Pontianak  (Antara Kalbar) - Aliansi Jurnalis Independen (AJI) Kota Pontianak dalam aksi memperingati "Hari Kebebasan Pers", Selasa, mendesak pihak kepolisian mengusut tuntas kasus kematian secara misterius yang dialami sejumlah jurnalis sejak tahun 1996 hingga saat ini.

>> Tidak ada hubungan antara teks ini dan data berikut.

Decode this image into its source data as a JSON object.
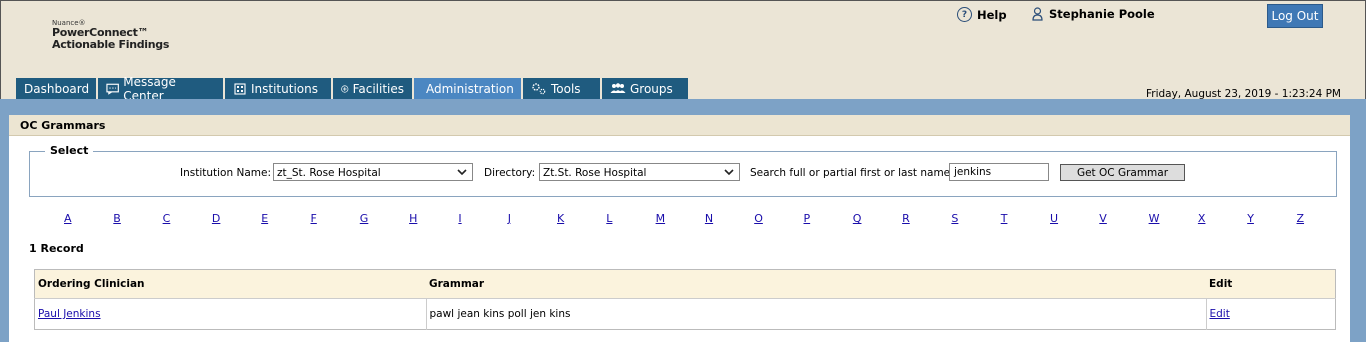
{
  "brand": {
    "vendor": "Nuance®",
    "product_line1": "PowerConnect™",
    "product_line2": "Actionable Findings"
  },
  "header": {
    "help_label": "Help",
    "user_name": "Stephanie Poole",
    "logout_label": "Log Out"
  },
  "tabs": [
    {
      "label": "Dashboard",
      "icon": "none"
    },
    {
      "label": "Message Center",
      "icon": "message-icon"
    },
    {
      "label": "Institutions",
      "icon": "building-icon"
    },
    {
      "label": "Facilities",
      "icon": "plus-circle-icon"
    },
    {
      "label": "Administration",
      "icon": "admin-icon",
      "active": true
    },
    {
      "label": "Tools",
      "icon": "gears-icon"
    },
    {
      "label": "Groups",
      "icon": "group-icon"
    }
  ],
  "datetime": "Friday, August 23, 2019 - 1:23:24 PM",
  "panel": {
    "title": "OC Grammars",
    "select_legend": "Select",
    "institution_label": "Institution Name:",
    "institution_value": "zt_St. Rose Hospital",
    "directory_label": "Directory:",
    "directory_value": "Zt.St. Rose Hospital",
    "search_label": "Search full or partial first or last name:",
    "search_value": "jenkins",
    "get_button": "Get OC Grammar"
  },
  "alphabet": [
    "A",
    "B",
    "C",
    "D",
    "E",
    "F",
    "G",
    "H",
    "I",
    "J",
    "K",
    "L",
    "M",
    "N",
    "O",
    "P",
    "Q",
    "R",
    "S",
    "T",
    "U",
    "V",
    "W",
    "X",
    "Y",
    "Z"
  ],
  "record_count": "1 Record",
  "table": {
    "headers": [
      "Ordering Clinician",
      "Grammar",
      "Edit"
    ],
    "rows": [
      {
        "clinician": "Paul Jenkins",
        "grammar": "pawl jean kins poll jen kins",
        "edit": "Edit"
      }
    ]
  },
  "colors": {
    "tab": "#1f5b7f",
    "tab_active": "#4b87c2",
    "band": "#7da2c6",
    "background": "#ebe5d6"
  }
}
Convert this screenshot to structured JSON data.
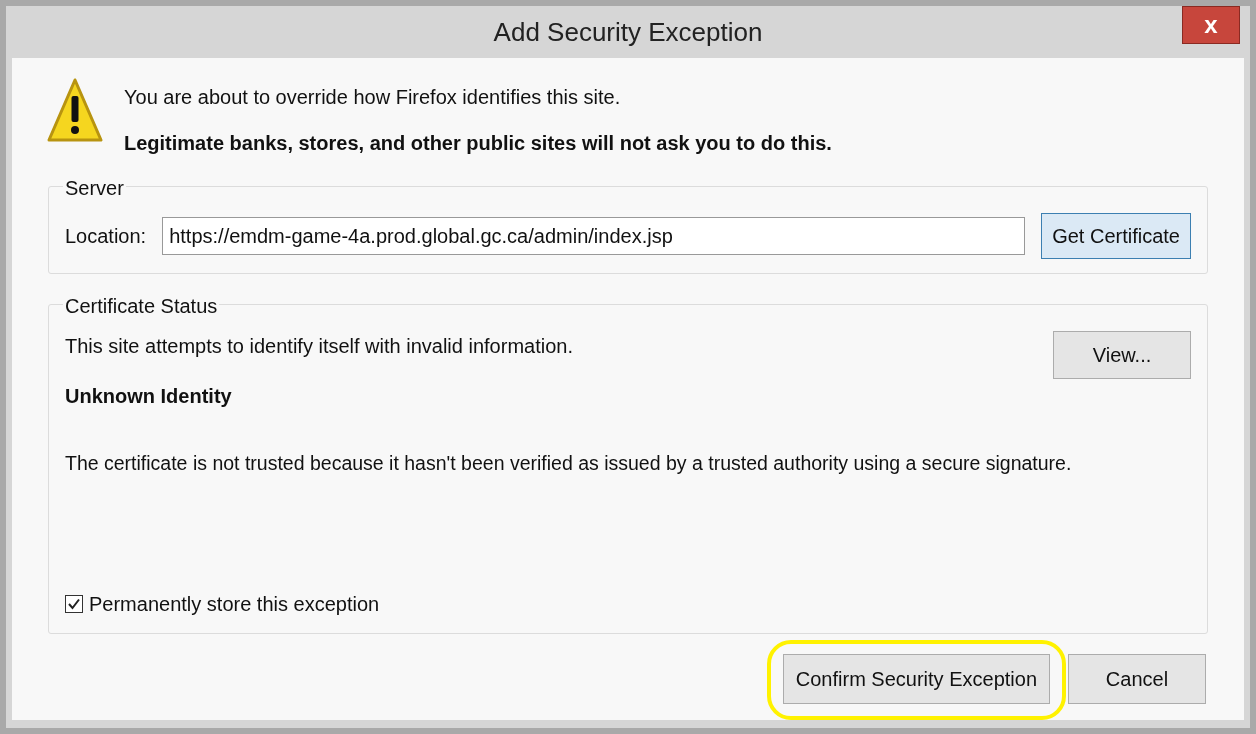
{
  "window": {
    "title": "Add Security Exception",
    "close": "x"
  },
  "warning": {
    "line1": "You are about to override how Firefox identifies this site.",
    "line2": "Legitimate banks, stores, and other public sites will not ask you to do this."
  },
  "server": {
    "legend": "Server",
    "location_label": "Location:",
    "location_value": "https://emdm-game-4a.prod.global.gc.ca/admin/index.jsp",
    "get_button": "Get Certificate"
  },
  "status": {
    "legend": "Certificate Status",
    "summary": "This site attempts to identify itself with invalid information.",
    "view_button": "View...",
    "heading": "Unknown Identity",
    "detail": "The certificate is not trusted because it hasn't been verified as issued by a trusted authority using a secure signature.",
    "permanent": {
      "label": "Permanently store this exception",
      "checked": true
    }
  },
  "buttons": [
    {
      "label": "Confirm Security Exception",
      "highlighted": true
    },
    {
      "label": "Cancel",
      "highlighted": false
    }
  ]
}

"Seperti kasus pembunuhan jurnalis Fuad Muhammad Syarifuddin alias Udin pada 1996 yang hingga kini gagal diungkap polisi, dan kegagalan itu lebih diakibatkan tidak adanya kemauan polisi untuk mengungkap dan menangkap pelaku pembunuhan," kata Ketua AJI Kota Pontianak, Heriyanto Sagiya saat menyampaikan orasi di Tugu Digulis, Bundaran Universitas Tanjungpura, di Pontianak, Selasa.

Ia menjelaskan, praktik impunitas dalam kasus Udin menyuburkan praktik kekerasan terhadap jurnalis yang menjalankan profesinya, sehingga menjadi gelombang kekerasan yang tidak pernah putus. Sejak 1996, sedikitnya telah terjadi 12 kasus pembunuhan terhadap jurnalis.

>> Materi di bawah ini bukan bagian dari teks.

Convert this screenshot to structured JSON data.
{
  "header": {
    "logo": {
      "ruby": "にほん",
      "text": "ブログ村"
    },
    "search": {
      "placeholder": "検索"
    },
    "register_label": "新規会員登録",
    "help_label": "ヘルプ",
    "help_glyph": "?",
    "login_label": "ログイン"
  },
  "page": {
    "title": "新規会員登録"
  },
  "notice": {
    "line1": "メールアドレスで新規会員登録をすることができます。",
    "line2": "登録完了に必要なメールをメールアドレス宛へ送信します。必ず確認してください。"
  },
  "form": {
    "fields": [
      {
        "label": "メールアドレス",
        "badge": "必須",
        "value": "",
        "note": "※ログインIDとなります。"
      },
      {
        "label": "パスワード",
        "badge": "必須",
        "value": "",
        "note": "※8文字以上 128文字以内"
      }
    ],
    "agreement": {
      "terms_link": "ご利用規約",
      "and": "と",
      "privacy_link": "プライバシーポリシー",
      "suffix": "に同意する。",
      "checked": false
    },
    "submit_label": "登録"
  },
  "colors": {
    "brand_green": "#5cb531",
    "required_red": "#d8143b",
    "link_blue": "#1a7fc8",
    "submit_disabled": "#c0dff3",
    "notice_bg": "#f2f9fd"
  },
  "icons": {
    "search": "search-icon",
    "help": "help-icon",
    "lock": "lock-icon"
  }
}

"Dalam catatan AJI, dari 12 kasus pembunuhan terhadap jurnalis itu, terdapat delapan pembunuhan jurnalis yang terbengkalai dan para pelakunya belum diadili," ungkapnya.

Delapan kasus pembunuhan jurnalis yang kasusnya tidak terselesaikan, yakni pembunuhan Fuad Muhammad Syarifuddin alias Udin (jurnalis Harian Bernas di Yogyakarta, 16 Agustus 1996), Naimullah (jurnalis Harian Sinar Pagi di Kalbar ditemukan tewas 25 Juli 1997), Agus Mulyawan (jurnalis Asia Press di Timor Timur, 25 September 1999), Muhammad Jamaluddin (jurnalis kamera TVRI di Aceh, ditemukan tewas 17 Juni 2003).

Kemudian Ersa Siregar jurnalis RCTI di Nanggroe Aceh Darussalam, 29 Desember 2003), Herliyanto (jurnalis lepas tabloid Delta Pos Sidoarjo di Jawa Timur, ditemukan tewas 29 April 2006), Adriansyah Matra`is Wibisono (jurnalis TV lokal di Merauke, Papua, ditemukan 29 Juli 2010) dan Alfred Mirulewan (jurnalis tabloid Pelangi, Maluku, ditemukan tewas 18 Desember 2010).

"Jumlah kasus kekerasan terhadap jurnalis dalam setiap tahunnya sekitar 30 kasus. Sehingga kebebasan pers di Indonesia semakin mengkhawatirkan," katanya.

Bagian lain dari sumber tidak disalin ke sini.